Bildungsstreik: Studis besetzen Hörsäle

Berlin hat seine ersten Uni-Besetzungen in diesem Herbst: FU-Studenten richten sich in einem Hörsaal in der Silberlaube ein, und an der HU wird das Audimax besetzt.

Nichts geht mehr: Studierende besetzen Hörsäle Bild: AP

Spätestens als zwischen den Jacken und Taschen, die Studenten am Rand des Hörsaals abgeworfen haben, Schlafsäcke und Isomatten zum Vorschein kommen, ist klar: Im Hörsaal 1A in der Silberlaube der Freien Universität wird auf absehbare Zeit kein Lehrbetrieb stattfinden.

Auf einer Vollversammlung sprechen sich die rund 600 anwesenden Studenten am Mittwochnachmittag mit großer Mehrheit und ohne Gegenstimmen für eine Besetzung des Raums im Anschluss an die Versammlung aus. Damit schließt sich die FU elf weiteren Unis aus ganz Deutschland an, in denen in den vergangenen Tagen und Wochen Institute oder Räume besetzt wurden. Im Laufe des Abends zieht die Humboldt-Universität nach: Hier besetzen Studierende das Audimax. Die Hörsäle sollen bis auf weiteres der Planung von Aktionen im Rahmen der zweiten Welle des Bildungsstreiks dienen, deren Auftakt eigentlich erst für die kommende Woche geplant war.

Gleich zu Beginn der Versammlung an der FU raten Studierende der Uni Potsdam, die seit einer knappen Woche Räumlichkeiten ihrer Uni besetzt halten, den Versammelten zur Besetzung des Saals. "Wir können euch nur empfehlen, das Gleiche zu machen, wir üben im Moment einen enormen Druck aus", sagt eine Potsdamer Besetzerin.
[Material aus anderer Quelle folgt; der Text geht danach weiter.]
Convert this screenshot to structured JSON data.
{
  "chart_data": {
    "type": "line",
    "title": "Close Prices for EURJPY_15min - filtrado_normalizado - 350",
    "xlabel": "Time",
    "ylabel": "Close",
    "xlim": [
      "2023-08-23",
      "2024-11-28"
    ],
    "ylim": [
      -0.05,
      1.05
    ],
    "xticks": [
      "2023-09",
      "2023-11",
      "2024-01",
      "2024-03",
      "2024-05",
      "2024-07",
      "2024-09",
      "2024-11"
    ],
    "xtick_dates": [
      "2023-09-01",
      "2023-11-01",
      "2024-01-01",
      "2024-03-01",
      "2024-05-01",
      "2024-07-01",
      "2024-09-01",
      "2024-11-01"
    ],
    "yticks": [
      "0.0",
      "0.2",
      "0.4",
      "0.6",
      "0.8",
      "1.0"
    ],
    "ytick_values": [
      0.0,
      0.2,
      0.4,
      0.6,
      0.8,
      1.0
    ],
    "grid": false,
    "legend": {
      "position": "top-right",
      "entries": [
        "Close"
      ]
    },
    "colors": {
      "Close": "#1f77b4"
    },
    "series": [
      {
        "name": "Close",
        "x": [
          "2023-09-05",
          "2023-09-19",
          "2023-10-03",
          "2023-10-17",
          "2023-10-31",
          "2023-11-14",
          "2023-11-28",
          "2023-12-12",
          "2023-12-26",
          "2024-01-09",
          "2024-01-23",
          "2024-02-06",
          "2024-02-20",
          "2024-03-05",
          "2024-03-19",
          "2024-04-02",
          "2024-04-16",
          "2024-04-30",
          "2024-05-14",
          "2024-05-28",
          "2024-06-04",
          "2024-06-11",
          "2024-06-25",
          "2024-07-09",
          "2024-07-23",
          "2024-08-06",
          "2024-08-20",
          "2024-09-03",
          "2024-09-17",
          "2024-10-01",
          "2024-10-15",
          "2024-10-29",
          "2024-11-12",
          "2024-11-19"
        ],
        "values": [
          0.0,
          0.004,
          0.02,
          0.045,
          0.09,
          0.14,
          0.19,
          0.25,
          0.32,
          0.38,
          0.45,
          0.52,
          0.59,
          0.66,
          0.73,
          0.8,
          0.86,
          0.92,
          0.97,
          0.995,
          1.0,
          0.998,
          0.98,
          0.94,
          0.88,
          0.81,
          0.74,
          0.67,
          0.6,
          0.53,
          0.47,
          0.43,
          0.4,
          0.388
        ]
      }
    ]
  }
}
Eine andere ergänzt: "Die Unileitung hat mächtig die Hosen voll."

Peter Grottian, emeritierter Professor am Otto-Suhr-Institut der FU, lobt die Studenten für die erste Streikwelle im Juni - und fordert sie auf, an den Aktionen anzuknüpfen. Die Aktivisten machten damals unter anderem mit fingierten Banküberfällen von sich reden. Grottian rät den Anwesenden jedoch, dieses Mal auch in eine andere Richtung zu denken: "Ihr müsst alles dafür tun, dass die Mitarbeiter der Hochschulen auch die Arbeit niederlegen." Die Studierenden dürften sich in Diskussionen nicht mit Sympathiebekundungen abspeisen lassen, sondern müssten die Lehrenden in die Mangel nehmen.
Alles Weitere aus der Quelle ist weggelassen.